Se voir refuser l'accès au concours d'entrée d'un Institut de Formation aux Soins Infirmiers en raison de son handicap, c'est ce qui est arrivé à Julie, jeune toulousaine de 24 ans. Une fin de "non-recevoir" non légitime du point de vue juridique, si l'on se réfère notamment à la loi du 11 février 2005. Décryptage
La situation
Julie, étudiante en biologie, décide, suite à un accident de la route l'ayant contrainte à devenir gauchère, de changer d'orientation. Son handicap moteur est non visible de 1erabord, mais il l'empêche de réaliser des manipulations précises des deux mains. Droitière de naissance, elle a appris à devenir gauchère.

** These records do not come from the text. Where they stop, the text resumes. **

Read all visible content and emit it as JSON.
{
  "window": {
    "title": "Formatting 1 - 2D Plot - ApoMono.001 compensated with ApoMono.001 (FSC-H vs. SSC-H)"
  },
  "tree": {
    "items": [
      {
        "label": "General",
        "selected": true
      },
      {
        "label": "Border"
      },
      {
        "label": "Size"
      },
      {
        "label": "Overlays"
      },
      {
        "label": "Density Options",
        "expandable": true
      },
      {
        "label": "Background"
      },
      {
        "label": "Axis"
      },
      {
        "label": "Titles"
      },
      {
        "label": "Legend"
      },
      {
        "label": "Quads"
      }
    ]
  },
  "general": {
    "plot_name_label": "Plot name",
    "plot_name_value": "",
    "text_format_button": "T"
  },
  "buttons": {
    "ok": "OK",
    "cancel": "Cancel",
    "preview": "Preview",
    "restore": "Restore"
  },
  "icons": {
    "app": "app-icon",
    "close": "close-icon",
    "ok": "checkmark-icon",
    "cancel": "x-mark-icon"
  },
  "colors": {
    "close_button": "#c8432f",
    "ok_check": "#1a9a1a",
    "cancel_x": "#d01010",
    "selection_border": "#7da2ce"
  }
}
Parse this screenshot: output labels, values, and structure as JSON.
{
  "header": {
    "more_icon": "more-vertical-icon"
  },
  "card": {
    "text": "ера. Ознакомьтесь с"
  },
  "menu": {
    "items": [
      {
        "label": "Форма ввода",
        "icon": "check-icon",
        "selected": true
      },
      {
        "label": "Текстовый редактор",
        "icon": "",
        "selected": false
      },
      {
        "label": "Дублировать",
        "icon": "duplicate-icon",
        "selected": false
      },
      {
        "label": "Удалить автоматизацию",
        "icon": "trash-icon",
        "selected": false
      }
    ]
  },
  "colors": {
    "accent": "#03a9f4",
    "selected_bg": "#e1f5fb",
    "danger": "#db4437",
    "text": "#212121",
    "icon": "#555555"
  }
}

Julie souhaite se réorienter vers une carrière d'infirmière et, à cette fin, passer le concours d'un Institut de Formation aux Soins Infirmiers (IFSI). En raison de son handicap, afin de passer le concours, elle demande un tiers temps supplémentaire pour les épreuves. Elle rencontre alors la directrice de l'IFSI où elle souhaite candidater et lui expose sa demande. Cette dernière lui donne la réponse suivante : « Vous ne pourriez pas vous y prendre autrement pour tuer des gens. En tous cas, ce ne sera pas ici ». Elle lui refuse le tiers temps et l'enjoint de ne pas candidater dans son établissement.
La réponse juridique
La directrice de l'IFSI ne peut refuser l'accès à un concours à Julie en raison de son handicap. La loi du 11 février 2005 pour l'égalité des droits et des chances, la participation et la citoyenneté des personnes handicapées souligne, en effet, le libre accès des travailleurs handicapés à l'emploi et aux concours. Aucun candidat handicapé, ayant fait l'objet d'une orientation en milieu ordinaire de travail ne peut être écarté, en raison de son handicap, d'un concours ou d'un emploi sauf si son handicap a été déclaré médicalement incompatible avec la fonction postulée. La nature de la déficience et les compensations possibles du handicap doivent être prises en compte dans le « recrutement » de la personne. D'autre part, la demande de Julie d'un tiers temps pour passer le concours est tout à fait légitime.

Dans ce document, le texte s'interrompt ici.